Não tem que me contar/ seja o que for/ Galeria Raquel Arnaud, SP/ até 10/3

img1.jpg

chamada.jpg

img.jpg
INTRIGA
Autorretrato de Jorge Molder (no centro) está entre as fotografias apresentadas

Na semana em que Hollywood premia “O Artista” e o mundo reverencia o cinema mudo, uma exposição em São Paulo remonta às narrativas cinematográficas clássicas. Composta por 42 fotografias realizadas a partir de fotogramas de filmes, a exposição “Não Tem Que me Contar/ Seja o Que For” é, na realidade, um projeto de desmontagem cinematográfica, de autoria do fotógrafo português Jorge Molder. Como frames de um filme, as imagens se distribuem linearmente nas paredes do novo espaço da galeria Raquel Arnaud. Seu discurso, no entanto, é não linear e a narrativa se faz por saltos e associações subjetivas.

A série, realizada entre 2006 e 2007, foi apresentada anteriormente na Cinemateca Portuguesa em Lisboa, no Museu do Cinema de Madri e na sede da Fundação Calouste Gulbenkian em Lisboa, entre outros espaços na Europa. O grande mérito do trabalho não está em falar de cinema analógico em tempos de arte digital, nem em se apropriar de imagens prontas – o que dezenas, ou centenas, de artistas de todo o mundo fazem muito bem hoje. A habilidade de Molder está em extrair de outras cinematografias imagens tão particulares que poderiam ser suas. E, de fato, passam a ser, quando refotografadas e organizadas ao lado de suas escolhas. A imagens já estão tão “dominadas” que, quando Molder inclui na sequência um autorretrato, ele se comporta como um frame de filme.

img2.jpg
MISTÉRIO
Fotografia da série remete à ficção científica

Embora seja mais conhecido no meio da fotografia do que da arte contemporânea, aos 65 anos, Molder se destaca por um trabalho de construção de ficções fotográficas nas quais, não raro, atua como ator ou performer. Na imagem produzida para a série em exposição em São Paulo, ele se retrata em expressão intensa, digna de um filme noir.

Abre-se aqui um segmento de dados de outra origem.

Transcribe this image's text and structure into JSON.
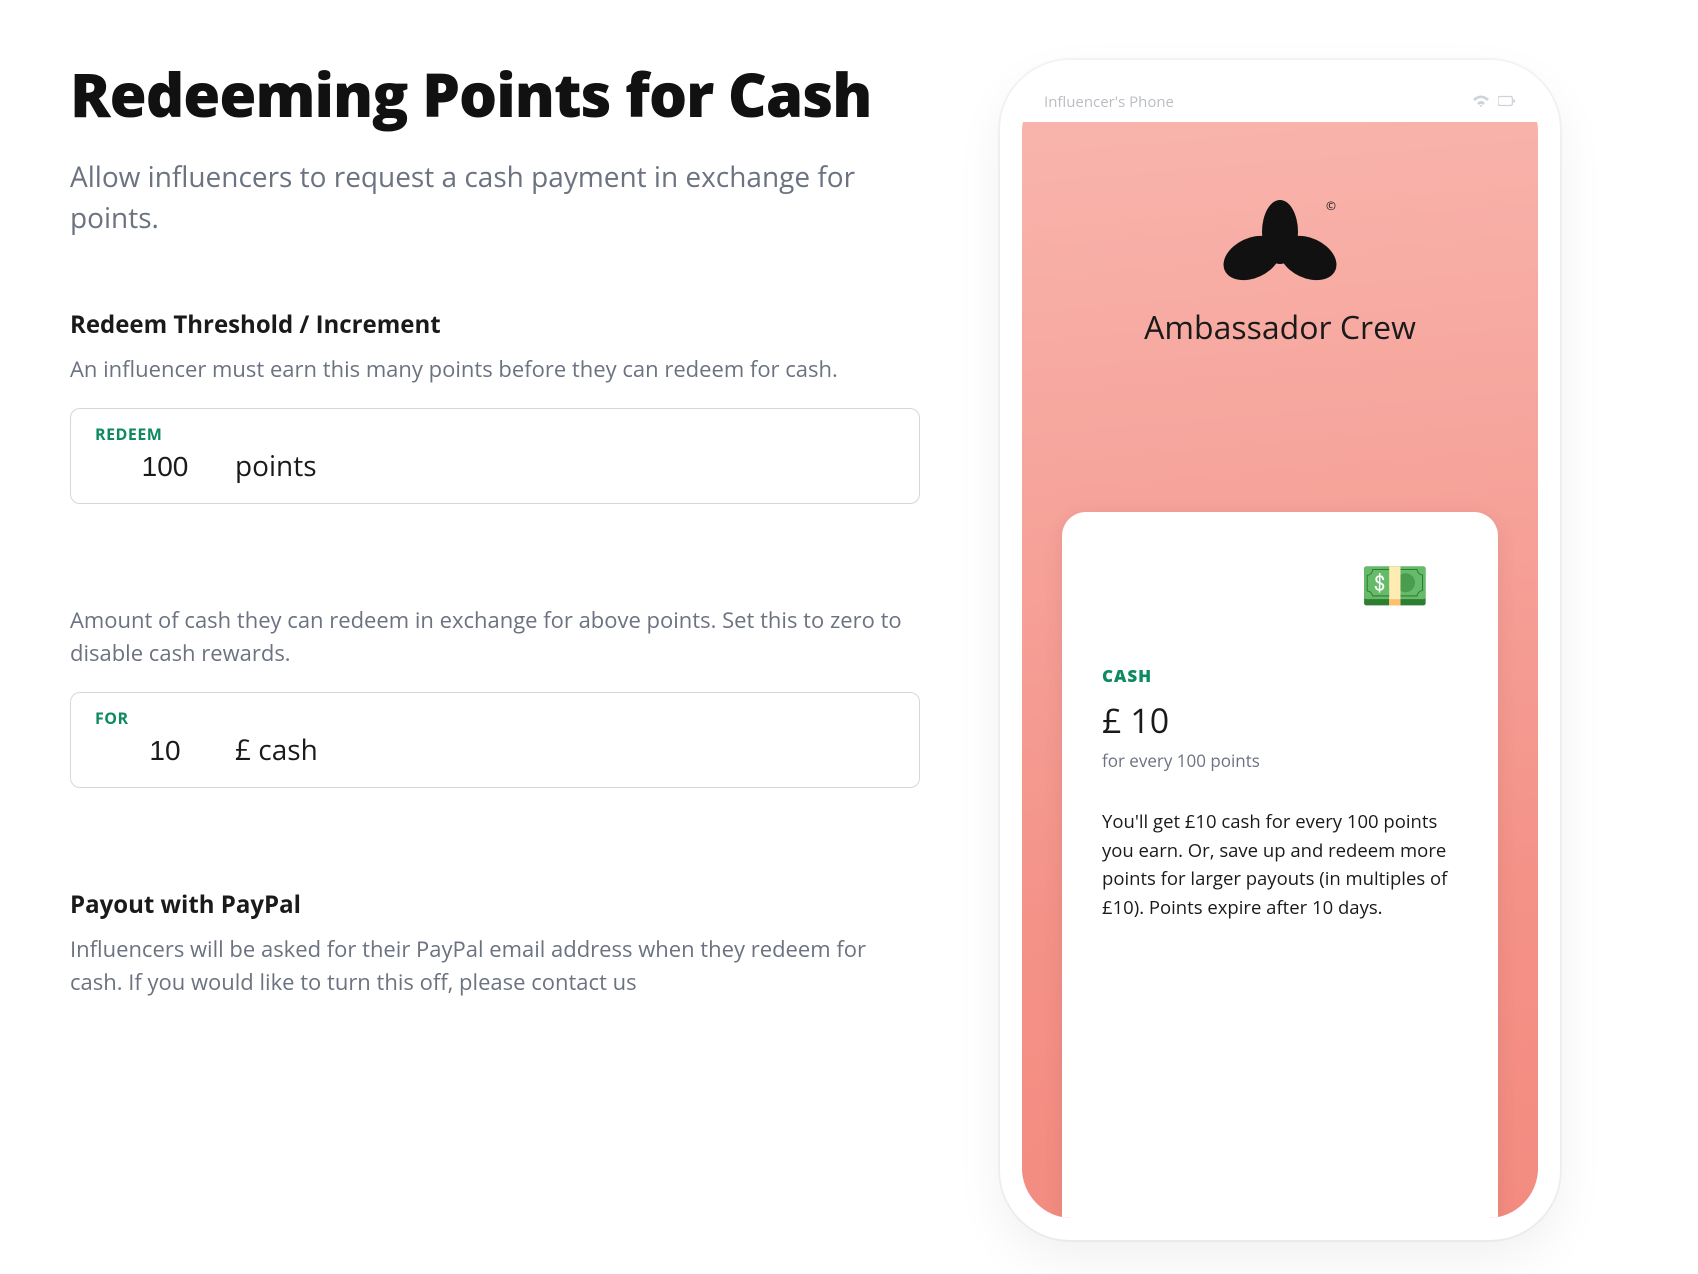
{
  "main": {
    "title": "Redeeming Points for Cash",
    "subtitle": "Allow influencers to request a cash payment in exchange for points.",
    "section1": {
      "heading": "Redeem Threshold / Increment",
      "desc": "An influencer must earn this many points before they can redeem for cash.",
      "field_label": "REDEEM",
      "value": "100",
      "unit": "points"
    },
    "section2": {
      "desc": "Amount of cash they can redeem in exchange for above points. Set this to zero to disable cash rewards.",
      "field_label": "FOR",
      "value": "10",
      "unit": "£ cash"
    },
    "section3": {
      "heading": "Payout with PayPal",
      "desc": "Influencers will be asked for their PayPal email address when they redeem for cash. If you would like to turn this off, please contact us"
    }
  },
  "phone": {
    "status_title": "Influencer's Phone",
    "brand": "Ambassador Crew",
    "card": {
      "label": "CASH",
      "amount": "£ 10",
      "sub": "for every 100 points",
      "desc": "You'll get £10 cash for every 100 points you earn. Or, save up and redeem more points for larger payouts (in multiples of £10). Points expire after 10 days.",
      "emoji": "💵"
    }
  }
}
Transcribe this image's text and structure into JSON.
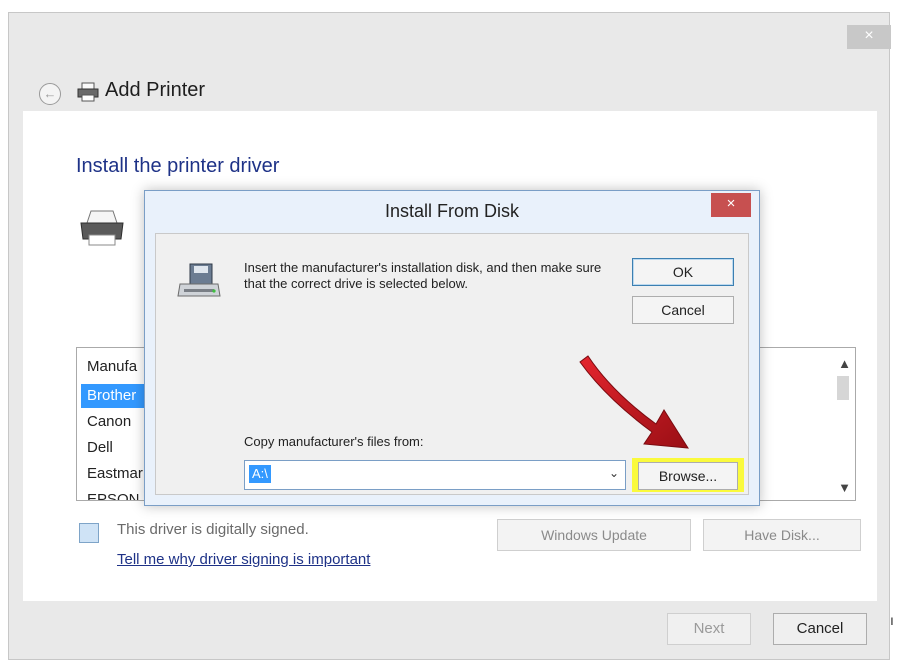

Embora o título da mostra – enigmático – avise que “Não tem que me contar/ seja o que for”, muitas histórias são contadas nessa sala. Isso ocorre, em primeiro lugar, porque é o espectador quem dá a velocidade e faz a sequência de visualização do trabalho. E sua estrutura muda, portanto, de acordo com cada olhar.

Mas a história contada ganha múltiplas facetas, especialmente porque as imagens, além de se oferecem ao deleite da contemplação silenciosa, seduzem o espectador a procurar as relações ocultas – ou inexistentes? – entre as silhuetas de corpos, as faces que se escondem, as mãos em atitudes suspeitas ou os espelhos que se quebram. Ou mesmo a inventar essas relações, coroando esse discurso com um visualmente sonoro “The end”.